Par conclusions récapitulatives notifiées le 23 mai 2019 par RPVA, la société Manufor Fondations demande au tribunal de :

-juger recevables et bien fondées les demandes de Manufor Fondations, et en conséquence :
A titre principal :
-juger que les demandes de SCI L’[Adresse 16] et SCI Vieux [Localité 17] sont mal fondées et irrecevables, et en conséquence ;
-les débouter de l’ensemble de leurs demandes ;
-juger que Manufor Fondations n’est pas responsable des désordres au [Adresse 16]
A titre subsidiaire, :
- si par impossible, le tribunal devait retenir une part de responsabilité de Manufor Fondations dans les désordres survenus au [Adresse 16], ramener les prétentions de SCI L’[Adresse 16] et SCI Vieux [Localité 17] à de plus justes proportions, à savoir les chiffrage et parts de responsabilité retenus dans le rapport d’expertise judiciaire [T], soit 50 % de la somme de 73 200 euros ;
-juger que SCI [Adresse 9]/[Adresse 10], Mme [B] [F], et la MAF en qualité d’assureur de Mme [B] [F] seront tenus in solidum de garantir et relever indemne Manufor Fondations de toute condamnation en principal, intérêts et frais, le tout assorti de l’exécution provisoire, nonobstant appel et sans caution ;
En tout état de cause :
-juger n’y avoir lieu à aucune indemnisation au profit de la SCI Vieux [Localité 17], faute pour celle-ci de rapporter la preuve d’un préjudice qui lui serait propre et qui serait en lien de cause à effet avec l’opération de construction voisine ;
-rejeter les plus amples prétentions de la SCI L’[Adresse 16] et SCI Vieux [Localité 17] outre l’ensemble des demandes des autres défendeurs ;
-juger n’y avoir lieu à condamnation in solidum entre Manufor Fondations et les autres défendeurs en la cause.
-condamner solidairement les sociétés demanderesses et les autres défendeurs à verser à Manufor Fondations la somme de 5 000 euros en application des dispositions de l’article 700 du code de procédure civile ;
-condamner solidairement les sociétés demanderesses et les autres défendeurs aux entiers frais et dépens de l’instance, en ceux compris les frais de référé expertise judiciaire, avec distraction au profit de Me François Vandamme, avocat, conformément aux dispositions de l’article 699 du code de procédure civile.

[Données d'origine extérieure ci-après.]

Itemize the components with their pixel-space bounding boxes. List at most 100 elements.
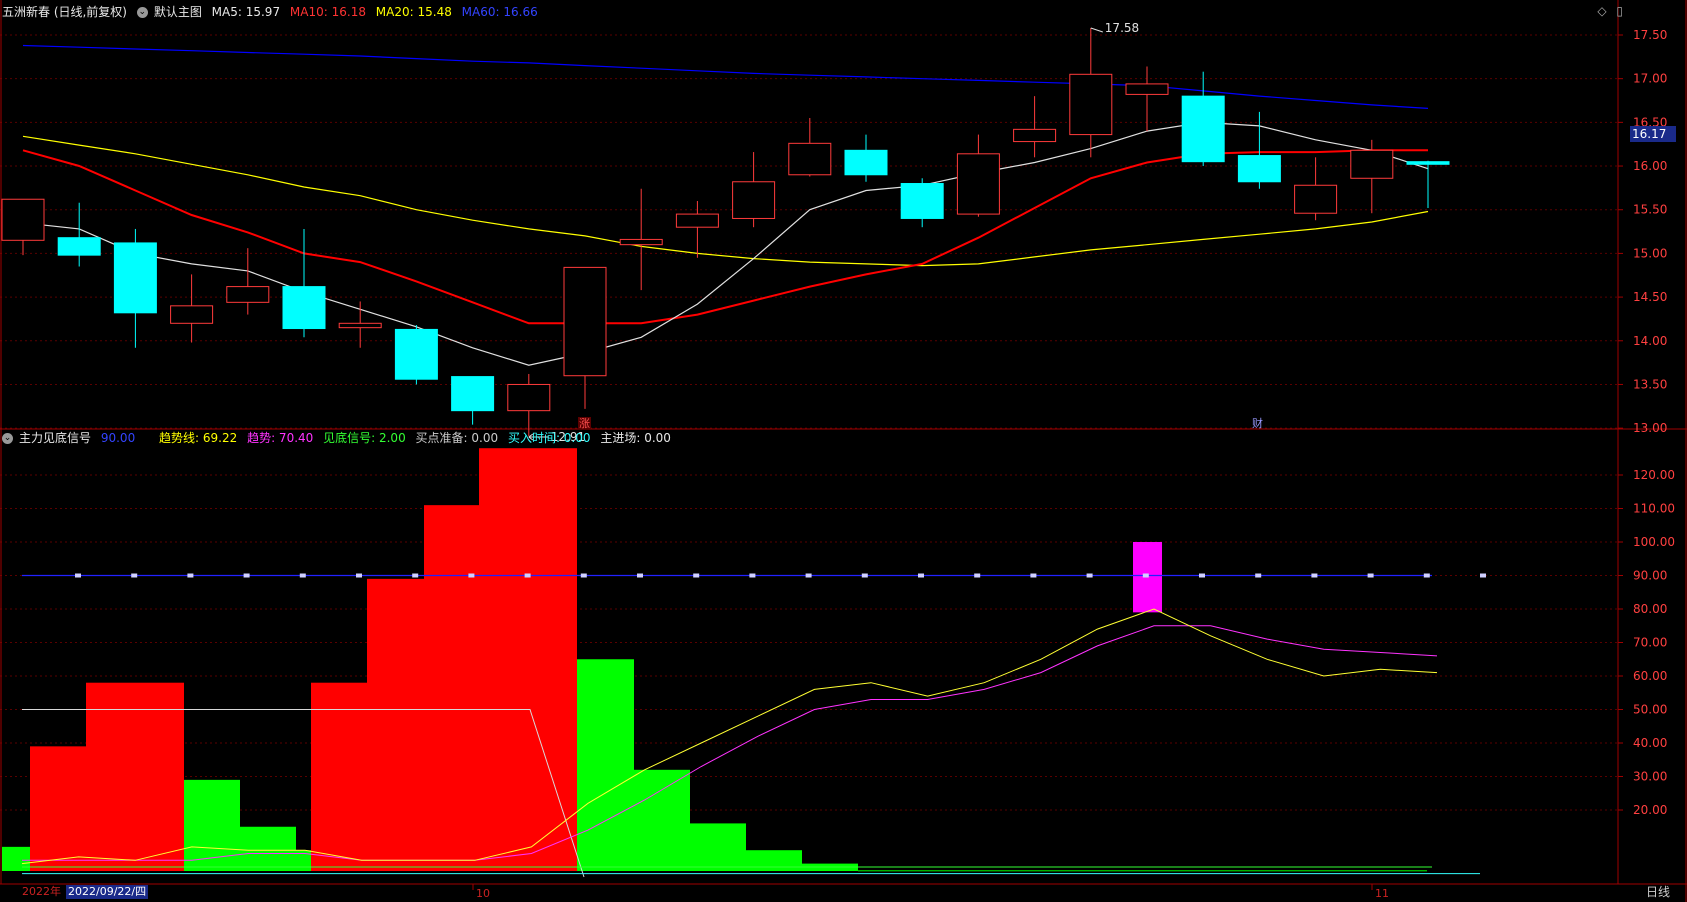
candle-body [732,181,776,219]
candle-body [113,242,157,314]
ma10-value: MA10: 16.18 [289,5,366,19]
signal-dot [468,573,475,578]
candle-body [1237,155,1281,183]
indicator-tick-label: 50.00 [1633,703,1667,717]
signal-dot [1199,573,1205,578]
candle-body [563,266,607,377]
signal-dot [1086,573,1093,578]
indicator-tick-label: 90.00 [1633,569,1667,583]
indicator-tick-label: 80.00 [1633,602,1667,616]
signal-dot [861,573,868,578]
indicator-tick-label: 30.00 [1633,770,1667,784]
ma5-value: MA5: 15.97 [211,5,281,19]
signal-dot [131,573,138,578]
price-tick-label: 13.50 [1633,377,1667,391]
signal-dot [412,573,419,578]
green-bar [746,850,802,871]
trend-line-value: 趋势线: 69.22 [159,431,238,445]
year-label: 2022年 [22,885,61,898]
signal-dot [974,573,981,578]
price-tick-label: 13.00 [1633,421,1667,435]
signal-dot [75,573,81,578]
candle-body [788,142,832,176]
candle-body [57,237,101,256]
signal-dot [299,573,306,578]
candle-body [1069,73,1113,136]
indicator-tick-label: 60.00 [1633,669,1667,683]
candle-body [1013,128,1057,143]
indicator-name[interactable]: 主力见底信号 [19,431,91,445]
signal-dot [243,573,250,578]
green-bar [858,870,914,872]
indicator-tick-label: 70.00 [1633,636,1667,650]
diamond-icon[interactable]: ◇ [1597,4,1606,18]
candle-body [675,213,719,228]
candle-body [956,153,1000,215]
x-tick-label: 11 [1375,887,1389,900]
main-entry-value: 主进场: 0.00 [600,431,671,445]
candle-body [900,183,944,219]
red-bar [424,505,479,871]
indicator-tick-label: 120.00 [1633,468,1675,482]
green-bar [634,769,690,871]
period-label[interactable]: 日线 [1646,885,1670,899]
candle-body [1181,95,1225,163]
main-chart-label[interactable]: 默认主图 [154,5,202,19]
indicator-tick-label: 110.00 [1633,502,1675,516]
candlesticks[interactable] [1,28,1450,436]
price-tick-label: 16.00 [1633,159,1667,173]
red-bar [311,682,367,871]
candle-body [619,238,663,246]
high-pointer [1090,27,1103,33]
indicator-tick-label: 40.00 [1633,736,1667,750]
price-axis: 17.5017.0016.5016.0015.5015.0014.5014.00… [0,0,1687,902]
cursor-date: 2022/09/22/四 [66,885,149,899]
signal-dot [1142,573,1149,578]
restore-icon[interactable]: ▯ [1616,4,1623,18]
indicator-header: ⌄ 主力见底信号 90.00 趋势线: 69.22 趋势: 70.40 见底信号:… [2,429,677,447]
x-tick-label: 10 [476,887,490,900]
signal-dot [187,573,194,578]
signal-dot [1311,573,1318,578]
chevron-down-icon[interactable]: ⌄ [2,433,13,444]
red-bar [367,578,424,871]
indicator-tick-label: 100.00 [1633,535,1675,549]
candle-body [170,305,214,324]
ma20-value: MA20: 15.48 [375,5,452,19]
indicator-param: 90.00 [100,431,136,445]
red-bar [479,448,577,871]
green-bar [690,823,746,871]
high-label: 17.58 [1105,21,1139,35]
red-bar [30,746,88,871]
trend-value: 趋势: 70.40 [247,431,314,445]
buy-time-value: 买入时间: 0.00 [507,431,591,445]
signal-dot [1367,573,1374,578]
current-price-tag: 16.17 [1630,126,1676,142]
cai-marker: 财 [1252,416,1263,430]
indicator-panel[interactable] [2,448,1486,878]
stock-chart[interactable]: 17.5017.0016.5016.0015.5015.0014.5014.00… [0,0,1687,902]
candle-body [451,376,495,412]
signal-dot [805,573,812,578]
main-chart-header: 五洲新春 (日线,前复权) ⌄ 默认主图 MA5: 15.97 MA10: 16.… [2,3,544,21]
window-controls: ◇ ▯ [1591,4,1623,18]
price-tick-label: 15.00 [1633,246,1667,260]
price-tick-label: 15.50 [1633,203,1667,217]
ma60-value: MA60: 16.66 [461,5,538,19]
signal-dot [637,573,643,578]
signal-dot [1255,573,1262,578]
candle-body [394,328,438,380]
settings-icon[interactable]: ⌄ [136,7,148,18]
stock-title[interactable]: 五洲新春 (日线,前复权) [2,5,127,19]
buy-prep-value: 买点准备: 0.00 [415,431,499,445]
signal-dot [749,573,756,578]
candle-body [1,198,45,241]
signal-dot [1030,573,1037,578]
signal-dot [1423,573,1430,578]
price-tick-label: 14.00 [1633,334,1667,348]
green-bar [240,826,296,871]
candle-body [338,322,382,329]
signal-dot [356,573,362,578]
bottom-signal-value: 见底信号: 2.00 [323,431,406,445]
candle-body [282,286,326,330]
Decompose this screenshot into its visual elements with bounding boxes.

Par conclusions récapitulatives notifiées le 4 septembre 2023 par RPVA, Mme [F] et la MAF demandent au tribunal de :

- juger la SCI L’[Adresse 16] et la SCI Vieux [Localité 17] purement et simplement irrecevables en tout cas mal fondées en leur action en responsabilité quasi délictuelle à l’encontre de Mme [B] [F].
-les en débouter.
-mettre purement et simplement hors de cause Mme [B] [F].
En tout état de cause,
-ramener les prétentions de la SCI L’[Adresse 16] et la SCI Vieux [Localité 17] à de notables proportions.
A ce titre, entériner purement et simplement le rapport d’expertise judiciaire s’agissant du quantum des préjudices qui pourrait être alloué à la SCI L’[Adresse 16].
-rejeter les plus amples prétentions de la SCI L’[Adresse 16].
-juger n’y avoir lieu à aucune indemnisation au profit de la SCI Vieux [Localité 17], faute pour celle-ci de rapporter la preuve d’un préjudice qui lui serait propre et qui serait en lien de cause à effet avec l’opération de construction voisine.
De la même manière,
-juger n’y avoir lieu à condamnation in solidum entre Mme [B] [F] et les autres défendeurs en la cause.
Et pour le cas où par extraordinaire une quelconque condamnation, même résiduelle, était néanmoins mise à la charge de Mme [B] [F],
-juger que la société Manufor Fondations et son assureur, Axa France IARD, seront tenus in solidum de garantir et relever indemne Mme [B] [F] et/ou la Mutuelle des Architectes Français de toute condamnation en principal, intérêts et frais, le tout assorti de l’exécution provisoire, nonobstant appel et sans caution.
En tout état de cause,
-juger que les conditions et limites du contrat d'assurance souscrit par Mme [B] [F] auprès de la Mutuelle des Architectes Français sont opposables à l'ensemble des parties et notamment la franchise prévue à ce contrat.
Reconventionnellement,
-condamner tout succombant au paiement au profit de Mme [B] [F] d’une part et la Mutuelle des Architectes Français d’autre part, d’une somme de 5 000 euros au titre de l’article 700 du code de procédure civile, ainsi qu’en tous les frais et dépens, de référé, d’expertise et d’instance, avec distraction au profit de Me Véronique Ducloy, avocat, conformément aux dispositions de l’article 699 du code de procédure civile.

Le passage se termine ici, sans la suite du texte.